I log attempts by comment spammers at my site Harplinks.com. I have a site where harmonica players can add links to their sites to a list of about 6,000 harmonica related sites that I’ve gathered. From the onset, I have been plagued by spammers trying to put links to everything from sneakers to gambling to drugs. I am guessing that they use some kind of automatic software run from hijacked machines. The IP address is always different. The ads links are usually different so I guess that these machines are remotely controlled by bad guys. (Please, Please, Please get Norton antivirus AND AdAware and run both every day.)
I haven’t had a spam post in six months by putting in some simple logic to catch the spammers.
1) Anyone who includes “[url=” in the body of their text is spammer. This url shortcut is used on some popular boards, but is not a feature on my sites and is a clear indication that the person is a spammer.
2) Anyone who includes the anchor tag “<a” in the body of a description is a spammer. I clearly say no links and I mean it. There is a links field. Anyone who needs to put in a long list of links in the body of the description is a spammer.
3) I look for one of about 50 different free websites like 100megsfree, 100freemb, 250m, freehostpro or blackdaddy. Anybody steering users to one of these sleazy free websites is a spammer. No website of any value has ever been hosted on these sites.
4) Next I look for the strings “forum”, “message” or “.php” in the body of the description and URL. There is only one reason to send users to a forum or a php page that’s to show them a drug ad.
5) I then check the url and description against a my standard list of drug brands, teen porn descriptors, and lending and mortgage words. I have had to add words like “Soccer” and “Vacations” to the list to keep some spammers out. I also have a list of potty words, just to keep the kids out. I recently had to add the word “Hitler” to my bad words list, due to some kiddy types trying for shock.
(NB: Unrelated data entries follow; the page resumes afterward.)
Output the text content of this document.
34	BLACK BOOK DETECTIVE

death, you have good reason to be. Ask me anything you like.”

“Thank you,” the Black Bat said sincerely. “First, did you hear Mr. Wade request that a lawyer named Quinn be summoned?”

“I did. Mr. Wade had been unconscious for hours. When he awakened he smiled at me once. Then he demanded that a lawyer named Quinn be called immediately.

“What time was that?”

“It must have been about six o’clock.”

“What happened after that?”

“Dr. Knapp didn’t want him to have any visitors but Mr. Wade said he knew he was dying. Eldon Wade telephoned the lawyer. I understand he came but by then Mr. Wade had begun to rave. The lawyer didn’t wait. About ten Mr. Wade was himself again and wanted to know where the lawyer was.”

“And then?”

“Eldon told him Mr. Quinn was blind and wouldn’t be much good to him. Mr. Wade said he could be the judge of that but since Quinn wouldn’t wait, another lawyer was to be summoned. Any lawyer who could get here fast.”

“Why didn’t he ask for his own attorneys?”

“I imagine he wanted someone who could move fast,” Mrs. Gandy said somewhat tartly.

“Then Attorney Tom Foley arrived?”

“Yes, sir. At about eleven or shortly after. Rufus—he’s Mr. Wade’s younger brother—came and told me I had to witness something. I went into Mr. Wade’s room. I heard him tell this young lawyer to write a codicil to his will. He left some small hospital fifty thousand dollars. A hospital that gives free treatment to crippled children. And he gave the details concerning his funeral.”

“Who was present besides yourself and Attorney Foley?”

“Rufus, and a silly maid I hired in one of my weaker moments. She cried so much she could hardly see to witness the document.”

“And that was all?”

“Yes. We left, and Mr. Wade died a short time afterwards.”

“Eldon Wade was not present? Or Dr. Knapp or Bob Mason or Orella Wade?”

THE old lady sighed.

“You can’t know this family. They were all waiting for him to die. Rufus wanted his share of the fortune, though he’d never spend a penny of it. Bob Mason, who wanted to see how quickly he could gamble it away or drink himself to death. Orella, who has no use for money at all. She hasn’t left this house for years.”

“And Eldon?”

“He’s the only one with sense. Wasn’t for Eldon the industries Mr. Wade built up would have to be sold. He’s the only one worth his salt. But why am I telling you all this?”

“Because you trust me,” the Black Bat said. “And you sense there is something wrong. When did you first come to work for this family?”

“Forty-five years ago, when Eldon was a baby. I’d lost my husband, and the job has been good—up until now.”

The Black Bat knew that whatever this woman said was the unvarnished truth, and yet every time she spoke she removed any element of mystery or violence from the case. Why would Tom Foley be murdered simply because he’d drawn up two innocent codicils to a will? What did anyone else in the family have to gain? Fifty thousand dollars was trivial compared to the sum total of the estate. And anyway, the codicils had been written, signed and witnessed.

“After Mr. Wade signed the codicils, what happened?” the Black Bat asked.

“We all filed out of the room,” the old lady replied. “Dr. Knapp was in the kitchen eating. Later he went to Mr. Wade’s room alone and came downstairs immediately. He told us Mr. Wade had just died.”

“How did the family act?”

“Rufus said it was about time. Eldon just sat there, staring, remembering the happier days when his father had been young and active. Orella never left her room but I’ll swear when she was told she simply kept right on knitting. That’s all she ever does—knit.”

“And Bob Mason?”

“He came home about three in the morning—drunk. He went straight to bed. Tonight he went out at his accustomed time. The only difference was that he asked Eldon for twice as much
6) I look for .ru country domain in the email address. I have never had a legitimate user that uses a Russian email address. I guess the legitimate Russian users can get a hotmail address or some other .com address. Others that I ban are .za, .hu, .bu and several other Mideastern, African and Eastern European countries.
7) In addition to routines in my programs, I ban Vietnam IPs from all my websites using a .htaccess file. I have had repeated attacks on my website from Vietnam. I am sorry, but if you are a Vietnamese harmonica player or Spec-Fic writer, you will have to use a proxy to access my site.
I use this routine at Freenameastar.com, NameAGalaxy.com, Gthread.com and I added it to the guestbook at CCBlues.com and the Geeklog Forum at ScienceFictional.com when I still had that running.
I occasionally get a false negative, but that is rare. I tell the user that they have a spam-like word, although I don’t tell them what it is. They try again and get it right. The harplinks.com spam log shows the stupid spammers trying day after day to add their spam. You would think that they would give up if it never works. They are so easy to recognize that it is just plain stupid to keep it up.